Regulating dual temperature- and pH-responsibility constructed from core-shell mesoporous hybrid silica (P(NIPAM-co-AA)@BMMs) via adjusting AA incorporation onto NIPAM

The mesoporous hybrid silicas (P@BMMs) with core-shell structure were successfully synthesized via seed polymerization method using bimodal mesoporous silica materials (BMMs) as core and dual pH- and temperature-responsive poly(N-isopropylacryl-acrylamide)-co-poly(acrylic acid) (P(NIPAM-co-AA)) copolymer as shell. Meanwhile, the obtained P@BMMs were physicochemically and morphologically characterized via X-ray diffraction, N₂ adsorption-desorption isotherms, scanning electron microscopy, transmission electron microscopy, Fourier transform infrared, ultraviolet visible diffused reflection spectrum, small angle X-ray scattering (SAXS), dynamic light scattering, and thermogravimetric analysis techniques.

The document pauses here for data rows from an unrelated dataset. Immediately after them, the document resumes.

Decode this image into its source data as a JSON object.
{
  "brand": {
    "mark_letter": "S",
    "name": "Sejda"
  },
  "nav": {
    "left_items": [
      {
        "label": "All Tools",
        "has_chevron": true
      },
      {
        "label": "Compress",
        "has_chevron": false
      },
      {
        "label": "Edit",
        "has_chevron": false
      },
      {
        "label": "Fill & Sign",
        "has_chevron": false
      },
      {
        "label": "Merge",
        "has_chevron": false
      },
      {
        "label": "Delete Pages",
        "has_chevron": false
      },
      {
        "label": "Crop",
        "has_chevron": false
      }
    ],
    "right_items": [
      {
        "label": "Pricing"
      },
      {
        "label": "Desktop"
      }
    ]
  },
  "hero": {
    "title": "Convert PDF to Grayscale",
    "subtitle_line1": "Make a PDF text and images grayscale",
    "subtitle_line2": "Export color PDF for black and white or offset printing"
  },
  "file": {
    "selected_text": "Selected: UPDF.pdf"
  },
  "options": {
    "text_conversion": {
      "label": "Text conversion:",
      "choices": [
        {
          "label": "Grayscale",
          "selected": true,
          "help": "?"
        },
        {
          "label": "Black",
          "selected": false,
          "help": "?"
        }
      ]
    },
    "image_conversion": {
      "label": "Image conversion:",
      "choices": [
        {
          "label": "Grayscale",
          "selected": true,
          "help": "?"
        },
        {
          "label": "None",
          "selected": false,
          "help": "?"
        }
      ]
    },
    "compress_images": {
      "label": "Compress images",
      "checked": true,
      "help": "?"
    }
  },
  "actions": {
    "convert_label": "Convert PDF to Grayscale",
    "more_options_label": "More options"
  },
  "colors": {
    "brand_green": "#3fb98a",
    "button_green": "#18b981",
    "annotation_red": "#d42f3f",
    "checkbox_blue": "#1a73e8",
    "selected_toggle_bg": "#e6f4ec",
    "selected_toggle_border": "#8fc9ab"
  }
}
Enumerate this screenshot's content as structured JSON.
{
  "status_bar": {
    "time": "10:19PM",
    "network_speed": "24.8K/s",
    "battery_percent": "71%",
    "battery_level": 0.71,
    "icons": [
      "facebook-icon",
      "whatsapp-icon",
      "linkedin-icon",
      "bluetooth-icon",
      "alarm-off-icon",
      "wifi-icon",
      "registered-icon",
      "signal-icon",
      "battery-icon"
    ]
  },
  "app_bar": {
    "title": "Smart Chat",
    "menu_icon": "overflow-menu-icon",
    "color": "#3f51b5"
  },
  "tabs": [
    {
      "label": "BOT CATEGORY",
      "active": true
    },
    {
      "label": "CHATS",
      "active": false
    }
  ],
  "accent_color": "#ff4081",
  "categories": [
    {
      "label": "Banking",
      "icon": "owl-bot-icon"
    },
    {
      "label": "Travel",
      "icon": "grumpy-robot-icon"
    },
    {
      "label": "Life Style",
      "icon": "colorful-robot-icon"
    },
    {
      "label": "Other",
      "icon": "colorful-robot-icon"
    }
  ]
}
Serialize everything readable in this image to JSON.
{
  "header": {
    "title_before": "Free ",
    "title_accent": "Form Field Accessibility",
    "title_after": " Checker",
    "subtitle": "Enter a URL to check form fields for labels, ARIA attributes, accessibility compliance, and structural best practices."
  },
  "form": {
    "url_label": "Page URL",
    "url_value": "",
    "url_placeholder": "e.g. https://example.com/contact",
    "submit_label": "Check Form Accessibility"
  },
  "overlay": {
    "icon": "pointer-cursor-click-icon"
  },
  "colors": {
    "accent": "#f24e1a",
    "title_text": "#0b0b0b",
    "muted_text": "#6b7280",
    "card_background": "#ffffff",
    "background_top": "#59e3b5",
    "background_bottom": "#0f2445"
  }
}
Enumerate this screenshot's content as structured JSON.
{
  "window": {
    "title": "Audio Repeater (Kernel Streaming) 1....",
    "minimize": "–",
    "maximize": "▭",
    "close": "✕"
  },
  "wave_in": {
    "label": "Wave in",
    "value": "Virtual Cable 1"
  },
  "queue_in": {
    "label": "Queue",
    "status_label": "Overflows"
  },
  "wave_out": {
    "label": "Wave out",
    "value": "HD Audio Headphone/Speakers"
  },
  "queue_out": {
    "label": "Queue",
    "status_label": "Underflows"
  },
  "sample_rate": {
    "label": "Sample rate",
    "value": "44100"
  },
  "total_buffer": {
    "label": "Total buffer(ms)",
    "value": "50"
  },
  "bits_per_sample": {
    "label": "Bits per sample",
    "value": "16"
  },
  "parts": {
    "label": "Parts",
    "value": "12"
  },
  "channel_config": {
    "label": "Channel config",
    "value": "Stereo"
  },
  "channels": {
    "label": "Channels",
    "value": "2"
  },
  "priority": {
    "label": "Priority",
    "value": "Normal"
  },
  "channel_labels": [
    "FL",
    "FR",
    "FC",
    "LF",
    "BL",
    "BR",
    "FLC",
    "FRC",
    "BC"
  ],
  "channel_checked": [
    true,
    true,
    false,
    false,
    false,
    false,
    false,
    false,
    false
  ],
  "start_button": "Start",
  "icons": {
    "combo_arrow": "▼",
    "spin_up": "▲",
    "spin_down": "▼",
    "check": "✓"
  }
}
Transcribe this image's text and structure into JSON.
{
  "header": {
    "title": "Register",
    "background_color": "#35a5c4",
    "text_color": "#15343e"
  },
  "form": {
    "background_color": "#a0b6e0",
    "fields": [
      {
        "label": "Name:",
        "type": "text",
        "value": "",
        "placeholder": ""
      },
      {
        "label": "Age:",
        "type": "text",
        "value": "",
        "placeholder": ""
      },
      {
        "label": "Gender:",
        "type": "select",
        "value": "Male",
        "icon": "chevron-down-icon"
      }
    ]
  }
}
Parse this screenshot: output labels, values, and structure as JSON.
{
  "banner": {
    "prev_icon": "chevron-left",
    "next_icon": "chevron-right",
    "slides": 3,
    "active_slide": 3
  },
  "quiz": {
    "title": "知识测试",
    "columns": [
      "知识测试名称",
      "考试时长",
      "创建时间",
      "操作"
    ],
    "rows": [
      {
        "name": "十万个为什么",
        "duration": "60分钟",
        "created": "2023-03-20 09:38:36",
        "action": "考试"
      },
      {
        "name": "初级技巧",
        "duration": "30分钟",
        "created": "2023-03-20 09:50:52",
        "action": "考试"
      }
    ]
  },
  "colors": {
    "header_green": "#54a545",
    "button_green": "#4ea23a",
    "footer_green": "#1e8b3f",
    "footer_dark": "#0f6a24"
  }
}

The results indicated that P(NIPAM-co-AA) was successfully coated onto the mesoporous surface of used BMMs, while the uniform mesoporous structure of obtained P@BMMs was still preserved. Using ibuprofen (IBU) as a model drug, the influence of the P(NIPAM-co-AA) shell on the release kinetics of IBU was explored, and its performances elucidated that the P@BMMs nanoparticles presented an apparent thermo/pH-responsive properties, which could be regulated via adjusting mass ratio of AA to NIPAM, and their IBU-release kinetic profiles were favorable to Korsmeyer-Peppas model. Specially, SAXS patterns were employed to evaluate the fractal evolution of P@BMMs along with releasing time, showing the decline tendency for mass fractal value from 2.89 to 2.56 during the release time of 0.25–24 h.